この「そのまま使える感覚」がMongoDBの大きな魅力です。
MongoDBを実務で使った筆者の体験談
筆者が初めてMongoDBを使ったのは、社内向けの業務管理ツールを作ったときでした。
ユーザーごとに入力する項目が違い、途中で仕様変更も頻繁に入るプロジェクトでした。
最初はRDBで設計していましたが、カラム追加のたびにSQLを書き直し、
「この変更、誰のデータに影響するんだっけ?」と頭を抱える毎日でした。
そこでMongoDBを試しに導入してみたところ、世界が変わりました。
「このユーザーにはこの項目だけ入れる」「あとで項目を増やす」といったことが、
テーブル設計を気にせずに実現できたのです。
結果として、開発スピードは体感で2倍以上になりました。
「最初からMongoDBにしておけばよかった」と本気で思いました。
MongoDBを知っておくことで得られるメリット
仕様変更に強い
MongoDBは、後から項目を追加・削除しても既存データに影響がほとんどありません。

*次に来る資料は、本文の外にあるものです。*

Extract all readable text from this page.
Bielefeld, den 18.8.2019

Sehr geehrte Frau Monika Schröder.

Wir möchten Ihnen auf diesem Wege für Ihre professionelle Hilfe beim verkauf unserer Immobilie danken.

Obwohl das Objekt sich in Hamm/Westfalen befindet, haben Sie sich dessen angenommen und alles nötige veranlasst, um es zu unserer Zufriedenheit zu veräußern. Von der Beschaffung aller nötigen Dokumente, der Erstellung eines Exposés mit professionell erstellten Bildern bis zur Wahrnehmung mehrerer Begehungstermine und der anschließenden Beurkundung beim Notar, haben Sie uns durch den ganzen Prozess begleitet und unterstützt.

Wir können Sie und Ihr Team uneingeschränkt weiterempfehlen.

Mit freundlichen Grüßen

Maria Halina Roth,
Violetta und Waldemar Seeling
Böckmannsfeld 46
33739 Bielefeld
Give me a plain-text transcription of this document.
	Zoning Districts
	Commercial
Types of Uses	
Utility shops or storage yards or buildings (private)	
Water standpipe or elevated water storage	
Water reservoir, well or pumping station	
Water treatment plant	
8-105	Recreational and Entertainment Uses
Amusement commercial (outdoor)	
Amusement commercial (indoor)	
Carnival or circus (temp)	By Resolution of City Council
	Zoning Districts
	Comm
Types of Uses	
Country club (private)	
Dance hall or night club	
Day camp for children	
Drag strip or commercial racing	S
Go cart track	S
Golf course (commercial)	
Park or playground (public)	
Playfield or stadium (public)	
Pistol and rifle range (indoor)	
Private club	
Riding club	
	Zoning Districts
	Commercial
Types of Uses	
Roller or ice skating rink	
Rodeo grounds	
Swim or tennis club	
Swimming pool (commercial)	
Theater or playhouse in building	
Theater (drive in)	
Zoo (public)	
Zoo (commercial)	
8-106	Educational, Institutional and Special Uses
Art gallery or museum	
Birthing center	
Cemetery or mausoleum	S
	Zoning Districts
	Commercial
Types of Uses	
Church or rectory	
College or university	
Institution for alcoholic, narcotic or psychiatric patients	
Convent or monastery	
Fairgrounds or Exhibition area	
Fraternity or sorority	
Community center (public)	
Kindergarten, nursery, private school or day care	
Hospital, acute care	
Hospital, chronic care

仕様変更が多いプロジェクトでは、これは圧倒的なメリットです。
フロントエンドやAPIと相性が良い
JSON形式でデータを扱えるため、フロントエンドやREST APIとの親和性が非常に高いです。
変換処理が減り、コードもシンプルになります。
スケーラビリティが高い
アクセスが増えてもスケールしやすい設計になっているため、
将来的にユーザー数が増えるサービスでも安心して使えます。
MongoDBの注意点と向いていないケース
もちろん、MongoDBが万能というわけではありません。
- 複雑な結合(JOIN)が多い処理
- 厳密なトランザクション管理が必要な会計システム
こうしたケースでは、RDBの方が向いていることも多いです。
「何でもMongoDB」という考え方は避けるべきだと、筆者は実体験から感じています。
応用編:MongoDBをさらに便利に使うコツ
インデックスを正しく使う
MongoDBでもインデックスは非常に重要です。
検索条件によく使う項目には必ずインデックスを張ることで、パフォーマンスが劇的に向上します。
設計時に「使われ方」を意識する
MongoDBでは正規化よりも、「どう取り出すか」を意識した設計が重要です。
よく一緒に使うデータは、1つのドキュメントにまとめる方がシンプルになります。
RDBと組み合わせて使う
実務では、MongoDBとRDBを併用するケースも多いです。
ユーザー管理はRDB、ログや柔軟なデータはMongoDB、といった使い分けは非常におすすめです。
まとめ:MongoDBは「武器の一つ」として知っておくべき
MongoDBは、プログラマーやSEにとって非常に強力な武器になります。
すべてのシステムで使う必要はありませんが、「選択肢として知っている」だけで設計の幅が大きく広がります。
筆者自身、「MongoDBを知っていたから助かった」場面は何度もありました。
この記事が、MongoDBを学ぶきっかけになれば幸いです。
ぜひ、小さなサンプルからでも触ってみてください。
きっと「なるほど、こういうことか」と腑に落ちるはずです。